I've used mediafire many times over the years for distributing my files. They are very good about NOT changing links for your downloads (unlike other similar websites). The attachment space provided by vbforums is quite limited, and I've already used a good chunk of it over the years. The space provided by mediafire is nearly UNLIMITED.

----------


## si_the_geek

I'm afraid my experience over the years (after having to delete several threads like this one) is that they cause as many problems as others... which is why the sticky threads at the top of the UtilityBank tell you to attach the code.    As mentioned in my previous post, the moving/deleting are not the only issues.

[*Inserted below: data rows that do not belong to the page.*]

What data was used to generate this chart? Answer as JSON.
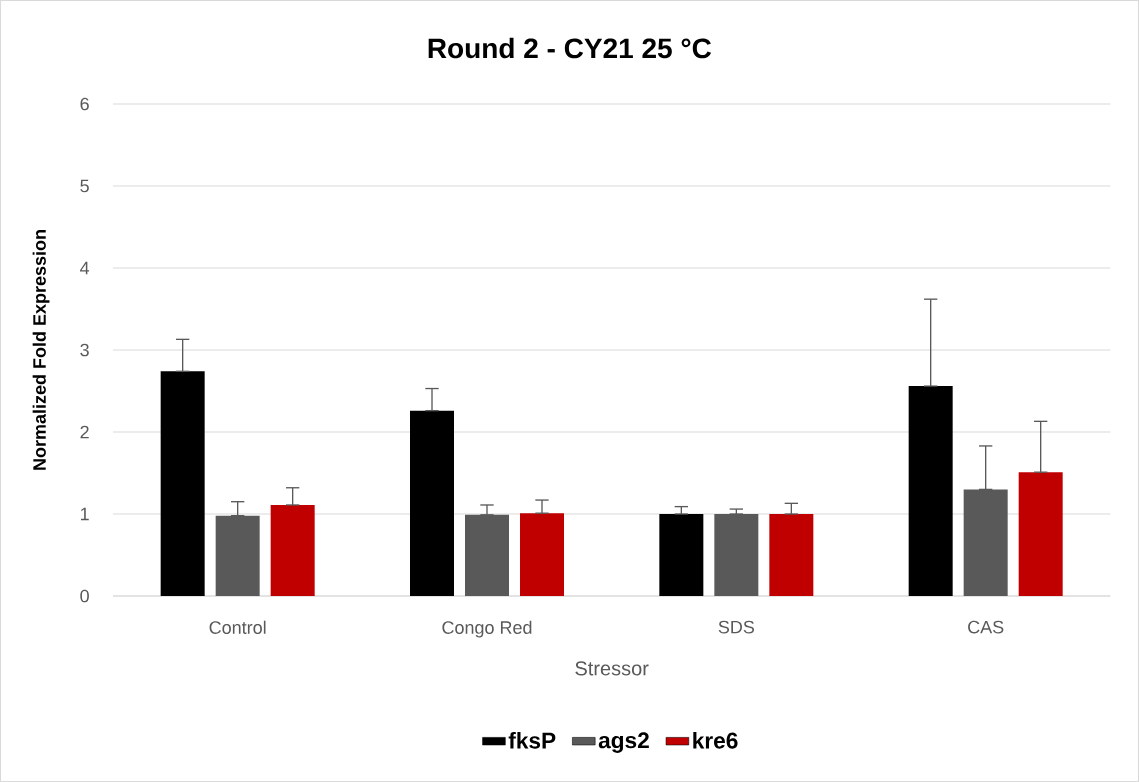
{
  "chart_data": {
    "type": "bar",
    "title": "Round 2 - CY21 25 °C",
    "xlabel": "Stressor",
    "ylabel": "Normalized Fold Expression",
    "categories": [
      "Control",
      "Congo Red",
      "SDS",
      "CAS"
    ],
    "series": [
      {
        "name": "fksP",
        "color": "#000000",
        "values": [
          2.74,
          2.26,
          1.0,
          2.56
        ],
        "errors": [
          [
            2.74,
            3.13
          ],
          [
            2.26,
            2.53
          ],
          [
            1.0,
            1.09
          ],
          [
            2.56,
            3.62
          ]
        ]
      },
      {
        "name": "ags2",
        "color": "#595959",
        "values": [
          0.98,
          0.99,
          1.0,
          1.3
        ],
        "errors": [
          [
            0.98,
            1.15
          ],
          [
            0.99,
            1.11
          ],
          [
            1.0,
            1.06
          ],
          [
            1.3,
            1.83
          ]
        ]
      },
      {
        "name": "kre6",
        "color": "#c00000",
        "values": [
          1.11,
          1.01,
          1.0,
          1.51
        ],
        "errors": [
          [
            1.11,
            1.32
          ],
          [
            1.01,
            1.17
          ],
          [
            1.0,
            1.13
          ],
          [
            1.51,
            2.13
          ]
        ]
      }
    ],
    "ylim": [
      0,
      6
    ],
    "yticks": [
      0,
      1,
      2,
      3,
      4,
      5,
      6
    ],
    "grid": "y",
    "legend": "bottom"
  }
}
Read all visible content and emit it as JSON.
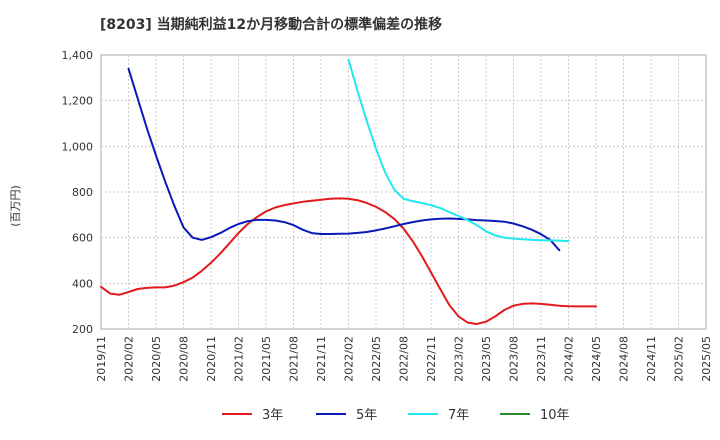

As your file is very small, attaching it here is very unlikely to cause a problem for your attachment space (which does increase over time).

----------


## Ben321

> I'm afraid my experience over the years (after having to delete several threads like this one) is that they cause as many problems as others... which is why the sticky threads at the top of the UtilityBank tell you to attach the code.    As mentioned in my previous post, the moving/deleting are not the only issues.
> 
> As your file is very small, attaching it here is very unlikely to cause a problem for your attachment space (which does increase over time).


Ok, fixed.

----------